The rich and fertile lands of Hungary have long made it an enviable source for food production.
But farmers there say that they've slowly being starved of business since joining the EU.
At one of the biggest bird farms in Hungary, more than 10,000 geese and ducks bring quite a profit for the owner, Ferenc Varga. Liver, goose down and duck eggs are in high demand. He says his land is perfect for this kind of business.
“Unlike countries in Western Europe and the US, we in Hungary keep our birds in open spaces,” Varga told RT. “The climate and environment allows that. That’s why they develop well and produce ecologically pure meat and eggs.”

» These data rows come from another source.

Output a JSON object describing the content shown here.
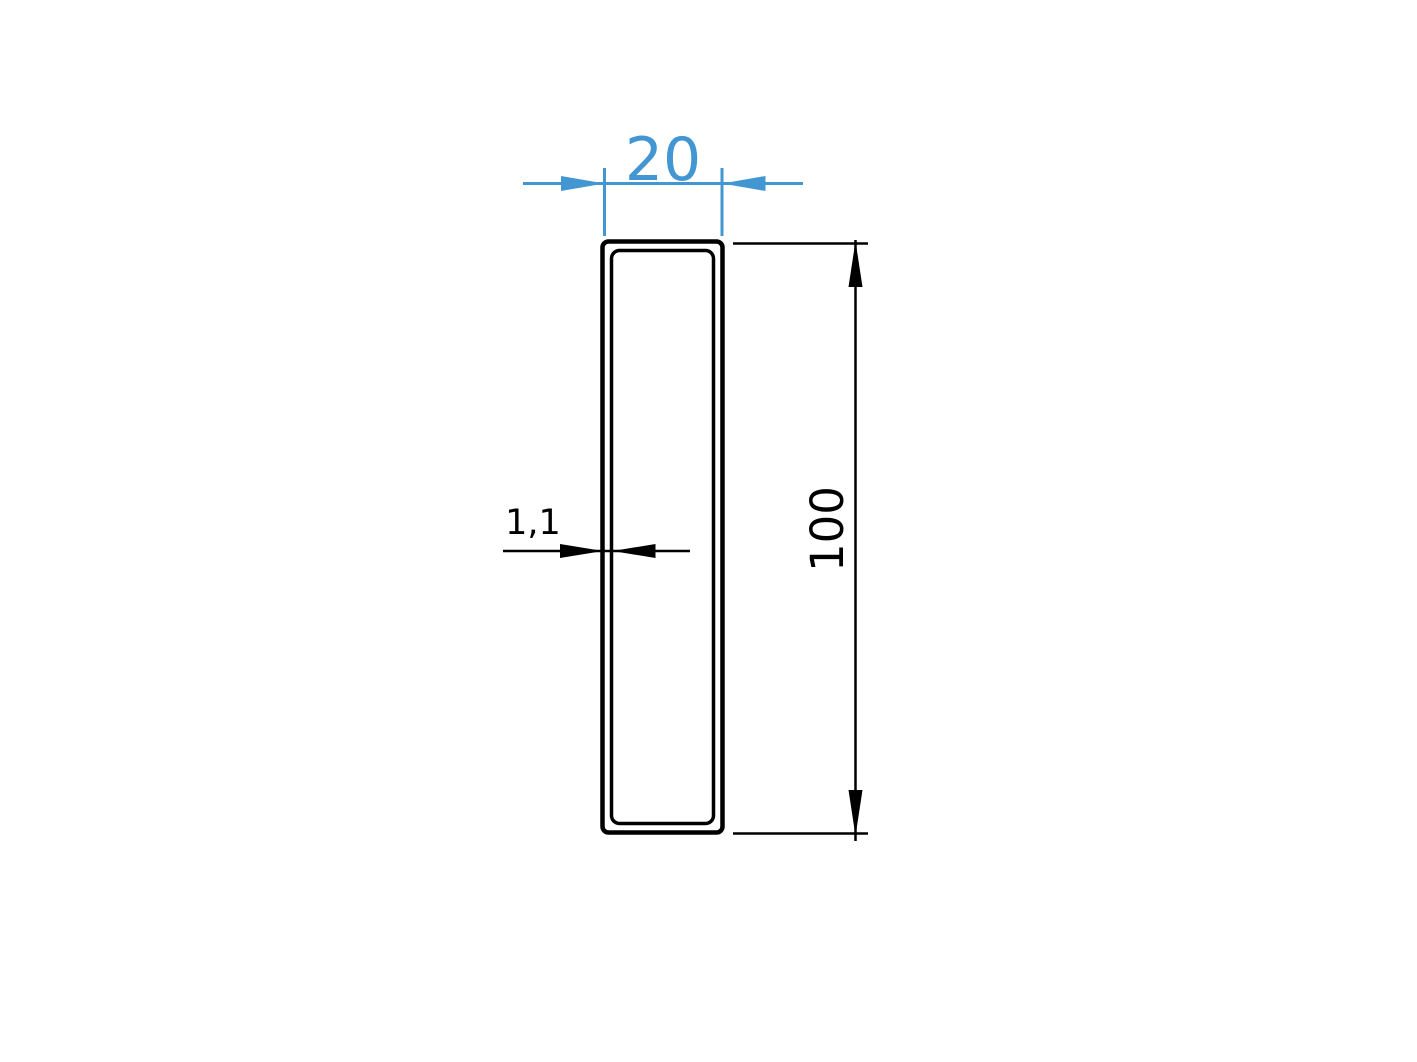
{
  "colors": {
    "accent": "#4297d3",
    "ink": "#000000",
    "canvas": "#ffffff"
  },
  "drawing": {
    "profile": {
      "shape": "rectangular-tube-cross-section"
    },
    "dimensions": {
      "width": {
        "value": "20"
      },
      "height": {
        "value": "100"
      },
      "thickness": {
        "value": "1,1"
      }
    }
  }
}
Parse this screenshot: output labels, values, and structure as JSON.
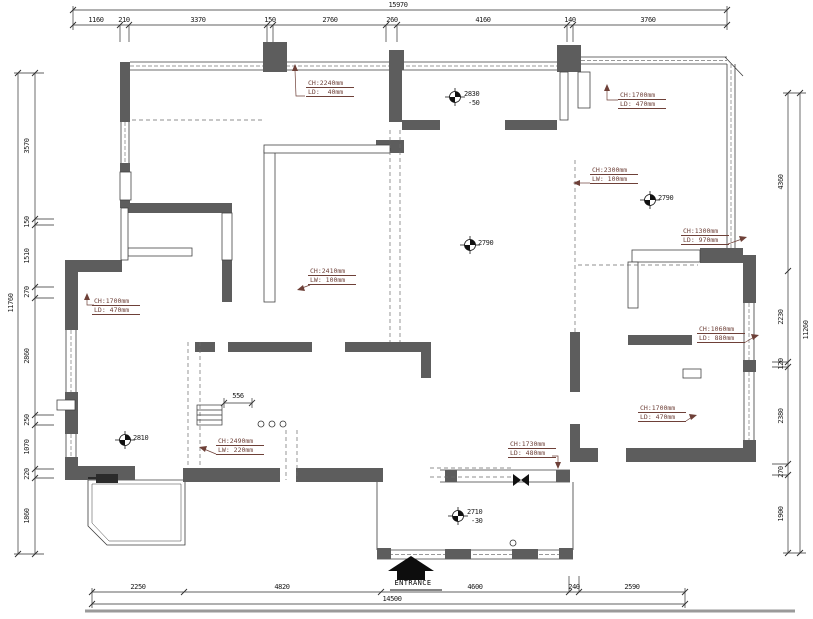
{
  "drawing_type": "floor-plan",
  "entrance": {
    "label": "ENTRANCE"
  },
  "dimensions": {
    "top": {
      "total": "15970",
      "segments": [
        "1160",
        "210",
        "3370",
        "150",
        "2760",
        "260",
        "4160",
        "140",
        "3760"
      ]
    },
    "left": {
      "total": "11760",
      "segments": [
        "3570",
        "150",
        "1510",
        "270",
        "2860",
        "250",
        "1070",
        "220",
        "1860"
      ]
    },
    "right": {
      "total": "11260",
      "segments": [
        "4360",
        "2230",
        "120",
        "2380",
        "270",
        "1900"
      ]
    },
    "bottom": {
      "total": "14500",
      "segments": [
        "2250",
        "4820",
        "4600",
        "240",
        "2590"
      ]
    },
    "stair_width": "556"
  },
  "ceiling_labels": [
    {
      "ch": "CH:2240mm",
      "sub": "LD:  40mm"
    },
    {
      "ch": "CH:1700mm",
      "sub": "LD: 470mm"
    },
    {
      "ch": "CH:2300mm",
      "sub": "LW: 100mm"
    },
    {
      "ch": "CH:1300mm",
      "sub": "LD: 970mm"
    },
    {
      "ch": "CH:2410mm",
      "sub": "LW: 100mm"
    },
    {
      "ch": "CH:1700mm",
      "sub": "LD: 470mm"
    },
    {
      "ch": "CH:1060mm",
      "sub": "LD: 880mm"
    },
    {
      "ch": "CH:1700mm",
      "sub": "LD: 470mm"
    },
    {
      "ch": "CH:2490mm",
      "sub": "LW: 220mm"
    },
    {
      "ch": "CH:1730mm",
      "sub": "LD: 480mm"
    }
  ],
  "level_markers": [
    {
      "value": "2830",
      "offset": "-50"
    },
    {
      "value": "2790"
    },
    {
      "value": "2790"
    },
    {
      "value": "2810"
    },
    {
      "value": "2710",
      "offset": "-30"
    }
  ],
  "colors": {
    "wall": "#5d5d5d",
    "line": "#3c3c3c",
    "annotation": "#6e4038",
    "dimension_text": "#1a1a1a",
    "background": "#ffffff"
  }
}
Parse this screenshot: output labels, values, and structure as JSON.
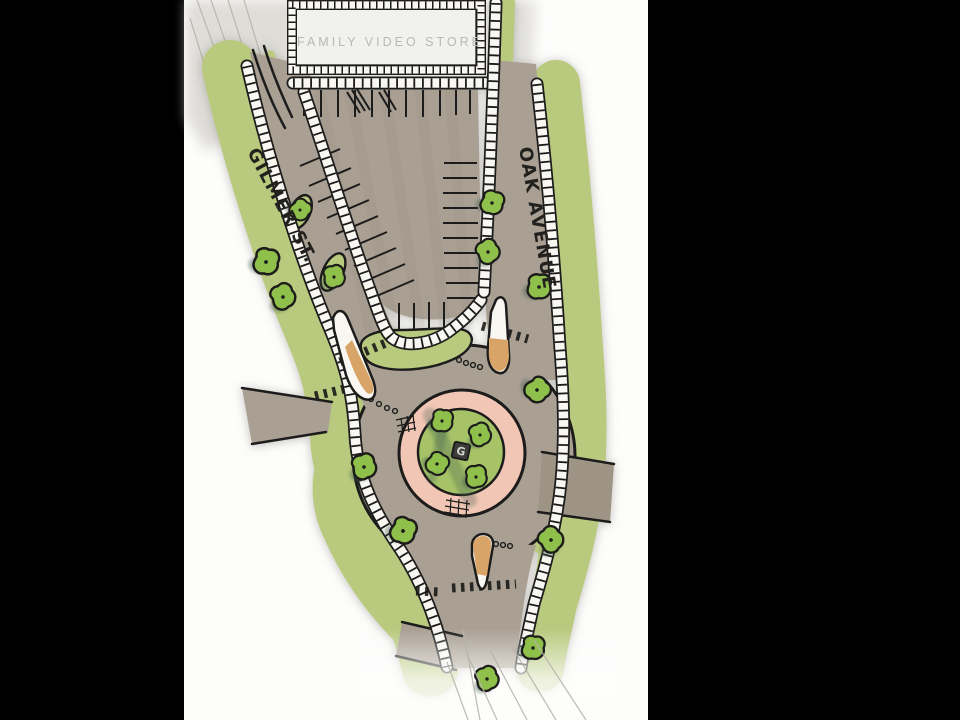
{
  "labels": {
    "building": "FAMILY VIDEO STORE",
    "street_left": "GILMER ST.",
    "street_right": "OAK AVENUE",
    "roundabout_center_marker": "G"
  },
  "scene": {
    "type": "hand-drawn roundabout site plan sketch on presentation slide",
    "central_island_tree_count": 4,
    "splitter_island_count": 3
  },
  "colors": {
    "slide_bar": "#000000",
    "paper": "#fdfdfc",
    "wash": "#cfccc6",
    "asphalt": "#a9a093",
    "asphalt_dark": "#9e9486",
    "lawn": "#b9c97d",
    "tree": "#8fc04c",
    "tree_shadow": "#45604f",
    "island_green": "#a6c368",
    "apron_pink": "#f2c6b5",
    "island_tan": "#d8a468",
    "sidewalk": "#f8f7f2",
    "ink": "#1d1c1a",
    "building_fill": "#f1f1ef",
    "building_text": "#b9b8b4",
    "pencil": "#b6b3aa"
  }
}
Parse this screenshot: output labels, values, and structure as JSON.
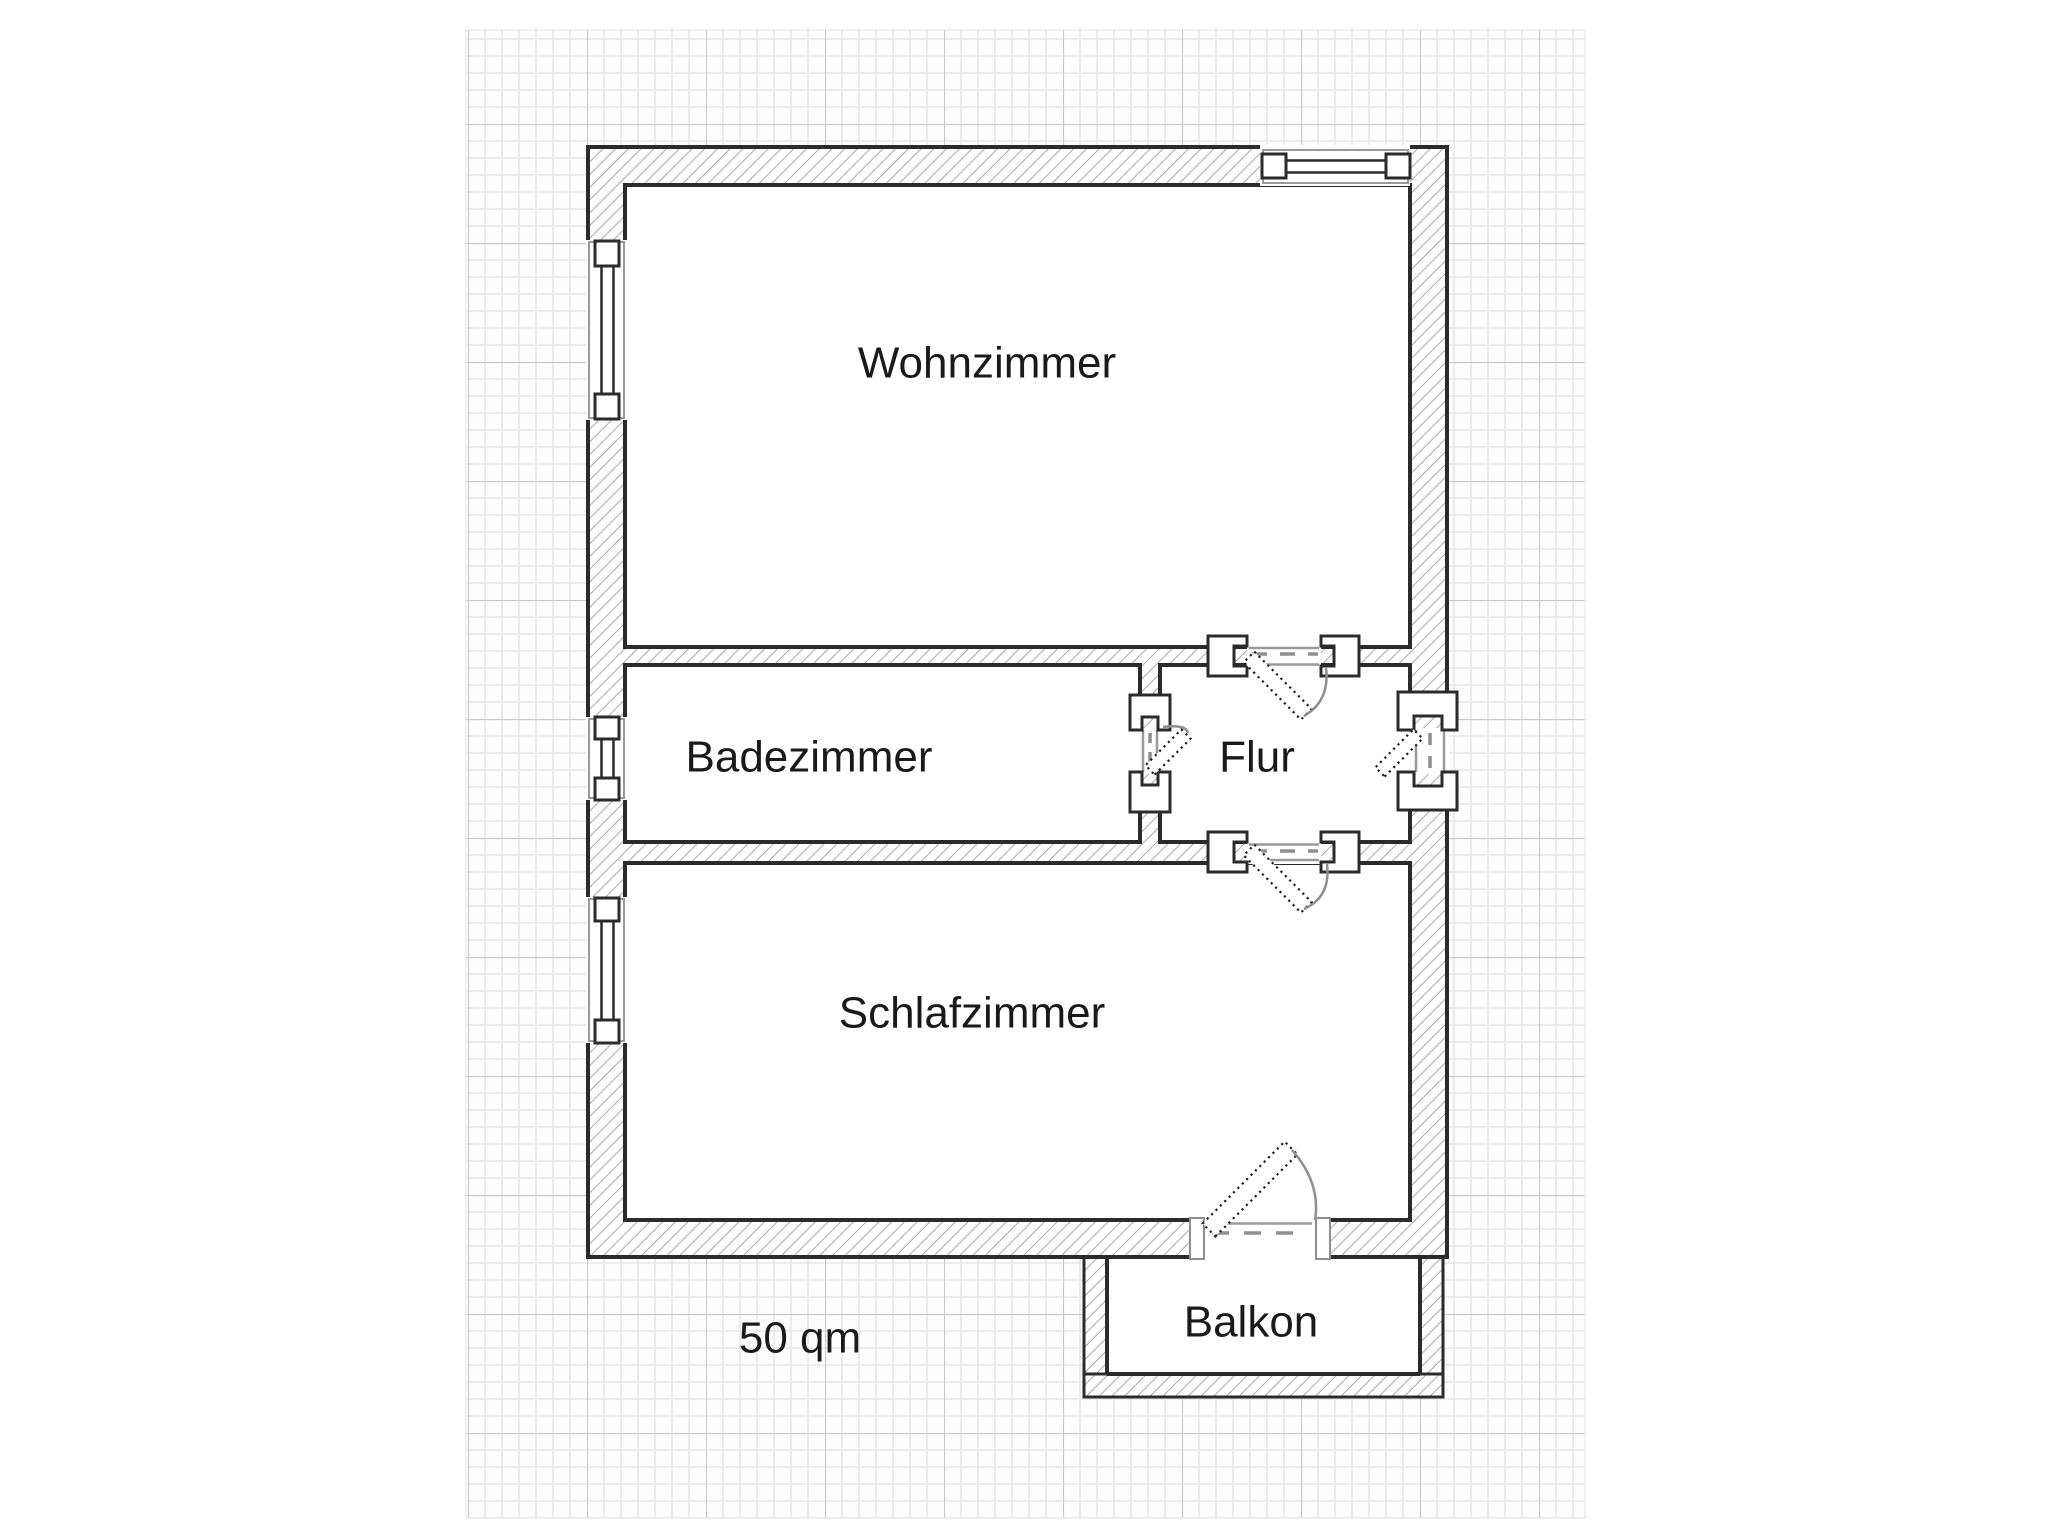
{
  "page": {
    "background_color": "#ffffff",
    "type": "floor-plan-drawing"
  },
  "floorplan": {
    "rooms": {
      "wohnzimmer": {
        "label": "Wohnzimmer"
      },
      "badezimmer": {
        "label": "Badezimmer"
      },
      "flur": {
        "label": "Flur"
      },
      "schlafzimmer": {
        "label": "Schlafzimmer"
      },
      "balkon": {
        "label": "Balkon"
      }
    },
    "annotations": {
      "total_area": "50 qm"
    },
    "symbols": {
      "windows": [
        "window-left-wohnzimmer",
        "window-left-badezimmer",
        "window-left-schlafzimmer",
        "window-top-wohnzimmer"
      ],
      "doors": [
        "door-wohnzimmer-flur",
        "door-badezimmer-flur",
        "door-entrance-flur",
        "door-flur-schlafzimmer",
        "door-schlafzimmer-balkon"
      ]
    },
    "colors": {
      "wall_outline": "#2b2b2b",
      "wall_hatch": "#a4a4a4",
      "grid_minor": "#e7e7e7",
      "grid_major": "#c9c9c9",
      "door_swing_gray": "#8f8f8f",
      "window_frame_gray": "#9a9a9a",
      "label_text": "#1a1a1a"
    }
  }
}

Less than a decade ago, Hungarian ducks were sold across Western Europe and the CIS. But now the owner of this farm has to seek other markets – including China and Japan – as it has become very hard for him to sell on his own continent.
He says that ever since his country became a member of the EU, he had to reduce his stock almost two-fold.
“We lost the Russian market – our main buyer – in favor of the EU market. But it turned out that Europe, apart from France, wasn’t interested in our products. This seriously affected the demand and farm owners had to secure their stock, because according to new regulations keeping it was too costly.”
Before the collapse of the socialist regime in 1990, Hungary was one of Europe’s breadbaskets. Its agricultural sector was a strong part of the economy and countries of the post-Soviet space actively imported Hungarian products. In 2004 the country was accepted into the EU, but instead of greener pastures which EU membership promised, Hungarian farming suffered a serious blow.
“The EU didn’t want to improve the situation in the Hungarian market,” said Gyula Thurmer from Hungary’s Labor Communist party. “They really wanted to get the Hungarian market. And they have done it. They don’t need our production, they produce enough butter, meat and wine. They want the Hungarian people to buy their products. But it is bad for us, because it is like being a colony.”
Brussels has a special program to develop regional agriculture which promises a greater income for farmers but which experts say has brought little results. Local producers have been losing more than a third of their revenue every year since 2004 compared to the 1990s. And now even their own market is practically closed to them.
“Foreign supermarkets flooded the Hungarian market with cheap goods, which are being far better promoted than domestic products,” claimed Atilla Rojash, chairman of Hungary’s agricultural association. “And according to EU regulations, we cannot urge these supermarkets to sell only our products. The only thing we have managed to do to avoid a complete destruction of the local market is to push through a legislation which obliges these shops to have at least 30 percent of domestic production on their shelves.”
Hungary has a moratorium on purchases of farmland by foreigners. Farmers say this is the only thing which keeps their agricultural sector from being completely overrun. The ban expires in April next year and it’s unclear whether the EU will allow Budapest to extend it.